There is a bigger story here which is much more generalizable beyond end of life decisions. As I have previously written about there is a bias for action which has developed within American health care . Its sources are multiple. There are financial incentives, no doubt but it goes way beyond finances. They reinforce tendencies which are preexisting and those biases are two fold. First, we worship the persistent and those who say never say die. Second, we tend to overestimate the likelihood that action will provide benefit and underestimate the tendency for interventions to cause mischief. Daniel Kahneman refers to these biases where we irrationally underestimate the risks of what is familiar and overestimate the risks of what is outside our common experience.

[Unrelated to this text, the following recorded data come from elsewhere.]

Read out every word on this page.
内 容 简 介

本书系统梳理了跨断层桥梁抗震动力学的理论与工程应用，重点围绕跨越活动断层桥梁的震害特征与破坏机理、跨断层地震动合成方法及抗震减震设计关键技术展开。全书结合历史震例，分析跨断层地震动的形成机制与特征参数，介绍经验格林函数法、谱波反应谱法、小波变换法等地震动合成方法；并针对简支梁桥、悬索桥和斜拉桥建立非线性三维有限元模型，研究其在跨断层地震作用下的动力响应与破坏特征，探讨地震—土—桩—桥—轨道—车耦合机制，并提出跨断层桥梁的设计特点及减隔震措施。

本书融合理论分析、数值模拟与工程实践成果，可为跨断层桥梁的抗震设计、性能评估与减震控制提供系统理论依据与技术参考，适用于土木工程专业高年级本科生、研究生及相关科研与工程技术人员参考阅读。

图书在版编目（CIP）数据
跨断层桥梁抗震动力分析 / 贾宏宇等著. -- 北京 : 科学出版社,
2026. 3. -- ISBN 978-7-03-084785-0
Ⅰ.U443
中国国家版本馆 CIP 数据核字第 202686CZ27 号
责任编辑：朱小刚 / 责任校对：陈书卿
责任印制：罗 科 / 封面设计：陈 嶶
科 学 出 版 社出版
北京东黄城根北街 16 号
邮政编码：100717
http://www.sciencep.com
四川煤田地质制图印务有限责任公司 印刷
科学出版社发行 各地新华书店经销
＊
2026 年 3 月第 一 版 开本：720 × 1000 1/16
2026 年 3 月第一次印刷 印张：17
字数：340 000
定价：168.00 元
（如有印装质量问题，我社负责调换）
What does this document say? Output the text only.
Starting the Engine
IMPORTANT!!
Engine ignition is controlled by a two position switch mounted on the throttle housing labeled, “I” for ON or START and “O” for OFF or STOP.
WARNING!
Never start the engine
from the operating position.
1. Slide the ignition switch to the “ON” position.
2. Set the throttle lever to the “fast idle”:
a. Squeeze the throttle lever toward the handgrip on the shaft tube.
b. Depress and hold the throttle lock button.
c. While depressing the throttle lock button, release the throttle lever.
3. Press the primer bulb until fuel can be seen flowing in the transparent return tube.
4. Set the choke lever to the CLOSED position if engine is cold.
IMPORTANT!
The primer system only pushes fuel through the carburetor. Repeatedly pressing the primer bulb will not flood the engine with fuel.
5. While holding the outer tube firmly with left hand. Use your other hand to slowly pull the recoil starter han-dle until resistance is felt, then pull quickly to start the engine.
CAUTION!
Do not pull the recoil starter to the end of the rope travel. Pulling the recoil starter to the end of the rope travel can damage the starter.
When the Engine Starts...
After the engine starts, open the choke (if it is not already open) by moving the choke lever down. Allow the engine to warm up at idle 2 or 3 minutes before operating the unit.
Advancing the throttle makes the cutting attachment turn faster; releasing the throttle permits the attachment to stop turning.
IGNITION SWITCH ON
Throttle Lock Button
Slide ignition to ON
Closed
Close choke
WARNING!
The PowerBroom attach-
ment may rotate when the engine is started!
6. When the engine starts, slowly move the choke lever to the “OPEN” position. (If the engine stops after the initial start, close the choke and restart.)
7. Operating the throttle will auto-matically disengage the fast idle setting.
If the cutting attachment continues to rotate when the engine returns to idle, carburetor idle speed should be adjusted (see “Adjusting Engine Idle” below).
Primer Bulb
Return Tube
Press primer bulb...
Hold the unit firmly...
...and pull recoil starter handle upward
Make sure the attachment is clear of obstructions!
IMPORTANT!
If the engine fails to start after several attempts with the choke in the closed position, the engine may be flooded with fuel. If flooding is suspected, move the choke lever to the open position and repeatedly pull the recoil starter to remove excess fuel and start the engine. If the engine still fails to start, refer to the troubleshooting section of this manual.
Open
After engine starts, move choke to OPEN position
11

In this case intervention is familiar and deferral of intervention is uncommon.

Ultimately the payment system has has evolved to reinforce these biases, providing handsome rewards for those whose default mode is to act much and think little. Communications to patients billed as educational outreach blend seamlessly into marketing efforts, exaggerating potential benefits and discounting harms. When faced with someone like Valerie Butler, who failed to be sucked into the action first mantra, there is disbelief followed by repeated efforts to sway her decision. Virtually everyone has come to hold the same belief system.

Take a look at almost any medical practice and where action is taken, it may bring little value to those they serve. Yet most actions have CPT codes which pay substantially more than E&M codes associated with cognitive work. Deep thinking will more often result in finding reasons not to act which pays less that thinking and acting fast.  The payment system reinforces biases which then go on to reinforce the payment system. The public wants everything done. They are part of the problem. Physicians are biased toward action and payment for action. They are part of the problem. Health systems are paid for volume. They are part of the problem. Insurers have made money by being middle men. They are part of the problem. We have met the enemy and he is us.